Russia · Syria

Tensions mounting over Syria

Tensions are mounting in Syria as in one of the last vestiges of rebel power; Aleppo, conflict is intensifying, as the Assad regime accompanied with Russia and Iran, edges closer towards victory.

While the scenes in this Western- driven war have already been horrific, this situation has been compounded by speculation that perhaps a larger conflict, dominated by nuclear America and Russia, is coming on the way.

Recent threats made by some, including those of prominent neocon John McCain reinforce this narrative. “The provocations by Russia need to be met with American strength”, he said.

“The United States of America should be prepared to use military force, to strike military targets of Bashar Assad regime.”

Moreover, the woman who appears likely to be the next President of the United States, Hillary Clinton, has promised that she would equally prioritize defeating ISIS and Assad.

But what this rhetoric amounts to on the ground is a terrifying prospect, particularly more so than any of Donald Trump’s twitter antics or random outbursts.

Russia has further dug into the conflict, moving its S-400 anti-aircraft system into Syria to its air base near Latakia, and its S-300 system to its naval base at Tartus. The Russian bear is now so ingrained into the Syrian conflict that it will stand by its Middle Eastern ally, even in the face of Western threats.

Most recently, the tenseness of East- West relations due to the Syrian conflict, has escalated to the point that Russian officials have ordered people to ‘bring relatives home to the Motherland’, in preparation for a potential nuclear war.

It is possible that Russia’s orders to ‘bring relatives home to the Motherland’ may be nothing more than a political stunt, aimed at rallying nationalism.

However, there is also a chance that this is a genuine plea to Russians in the face of serious adversity and potential global conflict, which given the nature of modern weapons, would have devastating implications worldwide.

How things have even escalated to this point, on the part of the irresponsible, intervening West, whose incessant demands throughout this conflict have unnecessarily stoked tensions, is what should be of scrutiny. For it is Russia, Assad and Iran, that have been the effective opponent in destroying our sworn enemy, the Islamic State.
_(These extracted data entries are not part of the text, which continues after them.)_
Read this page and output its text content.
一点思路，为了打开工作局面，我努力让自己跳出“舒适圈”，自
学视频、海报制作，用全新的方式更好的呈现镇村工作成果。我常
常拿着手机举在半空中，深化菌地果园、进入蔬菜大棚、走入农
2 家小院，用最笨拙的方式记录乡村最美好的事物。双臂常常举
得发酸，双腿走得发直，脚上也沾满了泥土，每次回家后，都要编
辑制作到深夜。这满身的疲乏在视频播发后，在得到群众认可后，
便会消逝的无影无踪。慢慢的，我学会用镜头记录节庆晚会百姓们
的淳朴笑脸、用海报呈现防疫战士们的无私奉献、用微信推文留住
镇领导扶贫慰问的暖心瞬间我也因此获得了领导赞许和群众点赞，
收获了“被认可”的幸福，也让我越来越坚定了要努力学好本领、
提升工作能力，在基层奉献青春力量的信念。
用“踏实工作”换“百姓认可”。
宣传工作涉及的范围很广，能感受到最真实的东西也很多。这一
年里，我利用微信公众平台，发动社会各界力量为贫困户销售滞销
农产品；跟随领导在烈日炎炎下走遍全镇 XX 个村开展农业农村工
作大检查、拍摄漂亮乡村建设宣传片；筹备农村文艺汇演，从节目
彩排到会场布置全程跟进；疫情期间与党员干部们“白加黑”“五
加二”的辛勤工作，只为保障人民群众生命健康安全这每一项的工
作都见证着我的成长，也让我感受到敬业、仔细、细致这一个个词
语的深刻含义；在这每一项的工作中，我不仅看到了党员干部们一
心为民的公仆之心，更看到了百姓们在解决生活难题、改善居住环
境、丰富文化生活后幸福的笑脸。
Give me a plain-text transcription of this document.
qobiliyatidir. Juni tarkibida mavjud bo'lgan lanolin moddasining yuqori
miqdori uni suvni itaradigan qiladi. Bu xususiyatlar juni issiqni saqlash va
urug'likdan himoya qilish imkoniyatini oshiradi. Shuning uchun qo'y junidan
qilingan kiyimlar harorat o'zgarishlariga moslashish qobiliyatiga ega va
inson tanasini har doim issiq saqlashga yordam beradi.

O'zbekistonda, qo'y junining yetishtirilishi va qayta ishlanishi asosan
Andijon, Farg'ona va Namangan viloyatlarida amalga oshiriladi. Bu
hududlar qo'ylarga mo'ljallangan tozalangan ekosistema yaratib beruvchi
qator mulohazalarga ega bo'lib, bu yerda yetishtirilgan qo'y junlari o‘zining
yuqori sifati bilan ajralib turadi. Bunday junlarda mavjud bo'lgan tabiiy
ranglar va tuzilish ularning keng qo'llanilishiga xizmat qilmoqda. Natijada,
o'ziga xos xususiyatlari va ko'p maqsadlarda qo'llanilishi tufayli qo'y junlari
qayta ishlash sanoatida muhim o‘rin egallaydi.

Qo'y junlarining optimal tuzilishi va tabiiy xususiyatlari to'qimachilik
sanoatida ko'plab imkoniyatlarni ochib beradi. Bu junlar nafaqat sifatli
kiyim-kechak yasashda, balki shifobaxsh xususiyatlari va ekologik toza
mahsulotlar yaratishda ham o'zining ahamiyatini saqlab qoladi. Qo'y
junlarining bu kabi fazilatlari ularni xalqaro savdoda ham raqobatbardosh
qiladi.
Meanwhile, it is the West that has indirectly facilitated and supported this monstrous terror group. And after all this, Western leadership has the nerve to criticize Russia and instruct it on the future fate of Assad and the ‘Free’ Syrian Army?

Aside from arguments over who will win Syria and its influence after the war, there are currently those seeking intervention in Syria based on humanitarian grounds.

Calls are mounting for the US to stop Russian bombing in Aleppo, who they accuse of ‘war crimes’. Some of these ideas are understandable, as the situation in cities such as Aleppo is truly heartbreaking.

But we can’t ignore the manner by which international norms have operated even since the end of the Cold War. In any of the West’s interventions, which include the Gulf war, intervention in Panama, Somalia, bombing in Kosovo, the war in Afghanistan, Iraq and action in Libya and Yemen, did any major countries at that time deliver ultimatums to Western leadership to cease the violence or else?

Did Russia, China, or other great powers seek to lecture the Western powers in circumstances in which morality was absent? Absolutely not, and for that we should be grateful, as attempts to bully around the world’s sole superpower and its allies, might have had devastating ramifications if rivalries escalated.

Furthermore, how did those interventions, especially in Afghanistan, Iraq and Libya pan out? Iraq is now a haven for extremism and Islamic State, whilst Afghanistan, given America has vacated the country, is becoming increasingly violent. Likewise, as Pat Buchanan eloquently described it, Libya is a ‘carcass of a tormented land’.

What all these 3 countries have in common is Western intervention, an overthrowing of the central government in a bid to achieve ‘Western- style democracy’ and ultimately more violence ensuing than what was previously experienced.

This history makes it unequivocal, that it is both not the West’s place to alter the course of events in Syria through a no- fly zone or any related action, and any such intervention would only affect the country for the worse.

Nothing positive could come out of any similar policies and surely, after the years of failed Western foreign policy in the region, the most sensible, logical and humane solution; to common ground with Russia over the fight against ISIS, would be most appropriate.